第90章 第九十章

由于方才似乎已经尘埃落定,众臣的站位已足够表明立场,根本无需多言,就被虎狼一般扑入的中州军以谋反罪一同捆了。

正殿经过喧嚣之后安静下来,确认了正殿已无事后,谢之容与皇帝短暂地接触了一刻,便去处置善后。

萧岫已经起身,乖巧安静地站在萧岭身边,忽视被堵着嘴捆下去的判臣怨毒的目光。

中州军刚一撤出,便由照夜府卫护住英元宫。

素和舍安手中拿着一块不知道从哪个死人身上扯下来的锦缎布块正在垂首认真地擦刀。

府卫将地上已经凉透了的尸体抬出去。

地上的血迹很快被宫人擦洗干净了。

冷风灌入,殿中浓重的血气顿时消散不少,只是不少人的鼻尖,好像还若有若无地萦绕着一股冷冰冰的腥气。

萧岭偏头,对许玑道:“许玑,命人宣太医。”

英元宫宫门缓缓关上,一如平日上朝。

难得出现在太阳底下的素和舍安肤色白得几乎透明。

即便站在光中,这女人身上也散发着一股挥之不去的冰冷杀气,有如照夜府这个见不得光的皇帝亲卫的具象。

面对上司,沈九皋轻咳一声,“素和大人可有受伤?”

刀刃在素和舍安手中一转,她抬眼,似笑非笑地看了眼欲言又止的沈九皋,“沈指挥使有话直说。”

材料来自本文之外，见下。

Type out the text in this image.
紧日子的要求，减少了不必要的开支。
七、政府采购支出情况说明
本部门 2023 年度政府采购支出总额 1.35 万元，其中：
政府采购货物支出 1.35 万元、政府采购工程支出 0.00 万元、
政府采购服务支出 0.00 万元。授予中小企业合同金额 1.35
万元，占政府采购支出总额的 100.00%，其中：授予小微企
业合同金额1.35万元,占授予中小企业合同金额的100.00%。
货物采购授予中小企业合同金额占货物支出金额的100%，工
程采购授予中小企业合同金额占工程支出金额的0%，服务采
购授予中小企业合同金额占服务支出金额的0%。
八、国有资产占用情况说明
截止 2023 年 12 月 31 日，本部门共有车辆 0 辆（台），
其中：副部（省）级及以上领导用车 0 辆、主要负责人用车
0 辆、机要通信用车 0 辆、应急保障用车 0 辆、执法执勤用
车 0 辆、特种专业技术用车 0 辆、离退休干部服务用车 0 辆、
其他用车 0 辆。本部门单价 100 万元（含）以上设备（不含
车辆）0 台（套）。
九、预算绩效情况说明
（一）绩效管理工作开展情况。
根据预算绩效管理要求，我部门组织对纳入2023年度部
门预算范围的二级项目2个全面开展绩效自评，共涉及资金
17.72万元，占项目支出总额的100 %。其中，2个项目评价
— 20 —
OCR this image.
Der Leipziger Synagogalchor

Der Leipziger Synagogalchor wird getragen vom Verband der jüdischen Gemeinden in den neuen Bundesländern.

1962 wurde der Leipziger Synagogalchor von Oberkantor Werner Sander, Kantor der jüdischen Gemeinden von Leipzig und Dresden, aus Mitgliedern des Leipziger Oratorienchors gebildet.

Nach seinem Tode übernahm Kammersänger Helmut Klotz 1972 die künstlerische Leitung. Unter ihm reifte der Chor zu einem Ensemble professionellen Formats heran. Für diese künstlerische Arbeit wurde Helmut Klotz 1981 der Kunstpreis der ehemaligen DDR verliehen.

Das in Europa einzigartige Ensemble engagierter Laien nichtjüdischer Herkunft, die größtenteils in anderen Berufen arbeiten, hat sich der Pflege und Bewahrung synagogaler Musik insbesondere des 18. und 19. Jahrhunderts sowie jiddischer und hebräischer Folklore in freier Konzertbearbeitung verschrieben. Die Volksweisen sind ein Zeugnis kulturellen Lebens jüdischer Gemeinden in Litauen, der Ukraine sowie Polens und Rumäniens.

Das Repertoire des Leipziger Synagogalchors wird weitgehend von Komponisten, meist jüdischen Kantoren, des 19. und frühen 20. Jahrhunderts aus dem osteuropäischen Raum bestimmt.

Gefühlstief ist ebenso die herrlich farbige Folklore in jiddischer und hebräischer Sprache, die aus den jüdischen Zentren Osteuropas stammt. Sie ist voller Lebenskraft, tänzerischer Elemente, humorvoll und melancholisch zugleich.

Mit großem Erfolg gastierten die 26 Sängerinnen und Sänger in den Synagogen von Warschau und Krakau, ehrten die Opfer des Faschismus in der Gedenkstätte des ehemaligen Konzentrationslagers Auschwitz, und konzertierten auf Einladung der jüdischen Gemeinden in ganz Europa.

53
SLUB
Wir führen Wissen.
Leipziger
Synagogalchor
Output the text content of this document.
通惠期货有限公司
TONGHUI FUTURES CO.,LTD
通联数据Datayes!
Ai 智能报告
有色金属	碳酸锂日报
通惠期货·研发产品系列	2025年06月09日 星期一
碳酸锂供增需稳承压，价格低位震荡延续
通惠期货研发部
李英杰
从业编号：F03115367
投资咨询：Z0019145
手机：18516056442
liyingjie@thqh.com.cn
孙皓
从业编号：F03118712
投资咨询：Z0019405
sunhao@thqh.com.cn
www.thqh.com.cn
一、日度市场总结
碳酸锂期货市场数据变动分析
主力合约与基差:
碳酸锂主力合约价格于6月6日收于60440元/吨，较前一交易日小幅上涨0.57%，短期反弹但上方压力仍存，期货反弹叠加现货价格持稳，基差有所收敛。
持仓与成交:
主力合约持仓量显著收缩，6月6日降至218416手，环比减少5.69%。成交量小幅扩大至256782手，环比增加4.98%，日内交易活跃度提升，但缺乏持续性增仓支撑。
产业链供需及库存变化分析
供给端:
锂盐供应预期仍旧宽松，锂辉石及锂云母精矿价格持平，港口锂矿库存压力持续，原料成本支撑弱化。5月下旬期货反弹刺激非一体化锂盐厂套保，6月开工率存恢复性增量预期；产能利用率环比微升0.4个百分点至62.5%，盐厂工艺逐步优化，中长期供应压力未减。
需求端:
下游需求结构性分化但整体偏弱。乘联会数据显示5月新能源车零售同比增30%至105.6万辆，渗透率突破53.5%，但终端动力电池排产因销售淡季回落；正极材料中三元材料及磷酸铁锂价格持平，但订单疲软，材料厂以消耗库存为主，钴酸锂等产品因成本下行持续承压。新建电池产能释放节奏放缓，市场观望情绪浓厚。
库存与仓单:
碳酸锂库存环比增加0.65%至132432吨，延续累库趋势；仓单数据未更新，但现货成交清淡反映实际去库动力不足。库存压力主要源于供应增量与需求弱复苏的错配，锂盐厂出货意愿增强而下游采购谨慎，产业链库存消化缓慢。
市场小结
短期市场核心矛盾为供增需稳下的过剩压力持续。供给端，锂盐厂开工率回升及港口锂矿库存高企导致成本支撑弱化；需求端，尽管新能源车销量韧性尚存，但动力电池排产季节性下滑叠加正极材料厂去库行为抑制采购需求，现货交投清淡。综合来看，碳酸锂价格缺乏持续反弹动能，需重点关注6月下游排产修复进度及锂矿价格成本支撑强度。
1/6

沈九皋仿佛抵挡不住寒风一般,又咳嗽两声,“禁军情况如何?”

素和舍安收起小刀,戏谑道:“沈指挥使为何不问照夜府情况如何?”

能如何?

府卫一支在英元宫,一支同素和舍安在一起,还有人数更多的一支未入内宫,而是留在官署,提防着有人对六部官员不利。

这些安排身为副指挥使的沈九皋相当清楚。

但除此之外,一无所知。

照夜府、禁军、中州军彼此之间只知道对方存在,却不知道除自己一支外任何一支军队的部署。

“有您出面,自然万事稳妥,何需属下多言?”

“指挥使只问禁军和府卫,不问中州军岂不是厚此薄彼?”

沈九皋:“……”他算是看出来了,素和舍安这是太闲了,却不能对着顶头上司发怒,叹了口气,反问素和舍安:“属下过分关注谢将军,会不会引得陛下不快。”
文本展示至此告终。